Stealing those two classes and removing both the call to updateTime and the 
preFileTime assignment.  Gets it working how I would expect it to work, in my 
debugger.

could somebody who is familiar with this code base, (and any unit tests that 
may exist) look at this


> RollingRandomAccessFile uses wrong time for filename
> ----------------------------------------------------
>
>                 Key: LOG4J2-2804
>                 URL: https://issues.apache.org/jira/browse/LOG4J2-2804
>             Project: Log4j 2
>          Issue Type: Bug
>          Components: Appenders
>    Affects Versions: 2.13.1
>            Reporter: André Pinto
>            Priority: Major
>
> When there are both size based and time based triggering policies, if the 
> size based policy is triggered, the file is named as if the time based policy 
> was triggered.
> Example config:
> {code:java}
> <?xml version="1.0" encoding="UTF-8"?>
> <Configuration status="WARN" name="Mux">
>     <Properties>
>         <Property name="LOG_DIR">logs</Property>
>     </Properties>
>     <Appenders>
>         <Console name="Console" target="SYSTEM_OUT"/>
>         <RollingRandomAccessFile name="main" 
> fileName="${LOG_DIR}/main-current.log-active"
>                                  
> filePattern="${LOG_DIR}/main-%d{yyyy-MM-dd-HH.mm.ss}.log"

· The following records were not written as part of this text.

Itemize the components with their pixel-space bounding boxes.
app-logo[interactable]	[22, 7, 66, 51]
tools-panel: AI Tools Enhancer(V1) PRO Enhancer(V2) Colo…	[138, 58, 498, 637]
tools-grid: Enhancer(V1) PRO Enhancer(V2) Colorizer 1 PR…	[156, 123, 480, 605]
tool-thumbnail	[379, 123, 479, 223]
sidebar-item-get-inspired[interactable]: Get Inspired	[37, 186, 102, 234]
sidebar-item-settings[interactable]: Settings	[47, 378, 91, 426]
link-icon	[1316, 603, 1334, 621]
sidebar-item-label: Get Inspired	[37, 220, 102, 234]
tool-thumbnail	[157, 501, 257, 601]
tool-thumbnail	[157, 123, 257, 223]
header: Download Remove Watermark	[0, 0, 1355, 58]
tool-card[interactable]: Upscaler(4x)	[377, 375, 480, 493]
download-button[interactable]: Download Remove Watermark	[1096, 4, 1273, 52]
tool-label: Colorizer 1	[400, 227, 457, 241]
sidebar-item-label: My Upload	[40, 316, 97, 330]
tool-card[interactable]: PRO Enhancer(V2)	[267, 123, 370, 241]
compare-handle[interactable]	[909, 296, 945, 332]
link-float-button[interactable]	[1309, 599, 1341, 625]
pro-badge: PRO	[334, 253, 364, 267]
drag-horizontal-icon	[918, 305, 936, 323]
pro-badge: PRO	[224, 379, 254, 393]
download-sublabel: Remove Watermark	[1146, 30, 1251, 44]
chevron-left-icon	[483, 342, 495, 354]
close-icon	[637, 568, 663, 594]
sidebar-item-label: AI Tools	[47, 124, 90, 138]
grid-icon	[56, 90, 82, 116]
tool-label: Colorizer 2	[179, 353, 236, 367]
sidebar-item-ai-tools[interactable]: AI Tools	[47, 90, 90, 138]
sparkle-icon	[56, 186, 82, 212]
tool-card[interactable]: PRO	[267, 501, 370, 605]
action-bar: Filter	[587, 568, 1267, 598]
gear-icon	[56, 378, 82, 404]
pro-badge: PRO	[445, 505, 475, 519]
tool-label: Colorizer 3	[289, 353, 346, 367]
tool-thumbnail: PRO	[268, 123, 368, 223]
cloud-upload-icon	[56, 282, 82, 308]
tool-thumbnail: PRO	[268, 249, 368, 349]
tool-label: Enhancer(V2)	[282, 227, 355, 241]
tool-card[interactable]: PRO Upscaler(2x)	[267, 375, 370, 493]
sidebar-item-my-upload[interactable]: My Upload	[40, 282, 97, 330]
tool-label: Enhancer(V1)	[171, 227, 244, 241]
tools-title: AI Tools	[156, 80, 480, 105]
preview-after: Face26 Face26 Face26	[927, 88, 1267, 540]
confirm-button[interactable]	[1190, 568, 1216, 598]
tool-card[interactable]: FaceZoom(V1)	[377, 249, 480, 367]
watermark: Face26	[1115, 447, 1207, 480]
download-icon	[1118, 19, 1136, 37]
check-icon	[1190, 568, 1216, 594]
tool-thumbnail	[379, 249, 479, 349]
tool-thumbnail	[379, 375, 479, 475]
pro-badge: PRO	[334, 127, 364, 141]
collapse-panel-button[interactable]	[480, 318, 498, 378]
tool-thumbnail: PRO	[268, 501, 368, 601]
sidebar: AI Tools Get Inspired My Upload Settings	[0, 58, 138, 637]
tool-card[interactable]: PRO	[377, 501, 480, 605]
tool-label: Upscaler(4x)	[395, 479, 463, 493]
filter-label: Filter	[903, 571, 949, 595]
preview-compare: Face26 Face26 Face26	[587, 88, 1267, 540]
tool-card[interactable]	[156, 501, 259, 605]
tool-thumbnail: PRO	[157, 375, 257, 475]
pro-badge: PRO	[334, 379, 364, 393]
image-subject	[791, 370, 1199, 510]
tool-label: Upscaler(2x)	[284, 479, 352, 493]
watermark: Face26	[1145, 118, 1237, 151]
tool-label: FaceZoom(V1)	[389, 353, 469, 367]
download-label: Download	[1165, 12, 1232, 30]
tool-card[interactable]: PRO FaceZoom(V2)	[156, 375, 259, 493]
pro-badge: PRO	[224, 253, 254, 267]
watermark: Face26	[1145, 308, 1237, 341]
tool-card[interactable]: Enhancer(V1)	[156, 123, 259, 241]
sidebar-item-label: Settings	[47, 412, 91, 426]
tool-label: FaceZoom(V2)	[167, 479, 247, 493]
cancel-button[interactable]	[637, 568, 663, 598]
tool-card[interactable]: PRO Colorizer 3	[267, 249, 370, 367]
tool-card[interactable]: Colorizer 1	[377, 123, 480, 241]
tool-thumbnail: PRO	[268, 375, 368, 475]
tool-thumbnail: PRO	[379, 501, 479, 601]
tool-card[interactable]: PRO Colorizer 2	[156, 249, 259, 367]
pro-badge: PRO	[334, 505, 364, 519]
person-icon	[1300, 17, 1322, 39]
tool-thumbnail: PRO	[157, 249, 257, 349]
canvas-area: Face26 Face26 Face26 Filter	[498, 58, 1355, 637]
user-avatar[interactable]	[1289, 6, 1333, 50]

>                                  ignoreExceptions="false" 
> immediateFlush="false"
>                                  bufferSize="1048576">
>             <PatternLayout>
>                 <Pattern>%m\n</Pattern>
>             </PatternLayout>
>             <Policies>
>                 <SizeBasedTriggeringPolicy size="256 B" />
>                 <TimeBasedTriggeringPolicy interval="3600" />
>             </Policies>
>             <DefaultRolloverStrategy fileIndex="nomax" />
>         </RollingRandomAccessFile>
>     </Appenders>
>     <Loggers>
>         <Root level="OFF">
>             <AppenderRef ref="Console" />
>         </Root>
>         <Logger name="main" level="ALL" additivity="false">
>             <AppenderRef ref="main"/>
>         </Logger>
>     </Loggers>
> </Configuration>
> {code}
> With this configuration if I start writing log entries to the "main" logger 
> at 2020-03-09 13:00.00 and immediately trigger the SizeBasedTriggeringPolicy 
> (256 bytes), the name of the file that is rolled over will be:
> main-2020-03-09-14.00.00
> as if the rollover operation had been triggered by the time policy.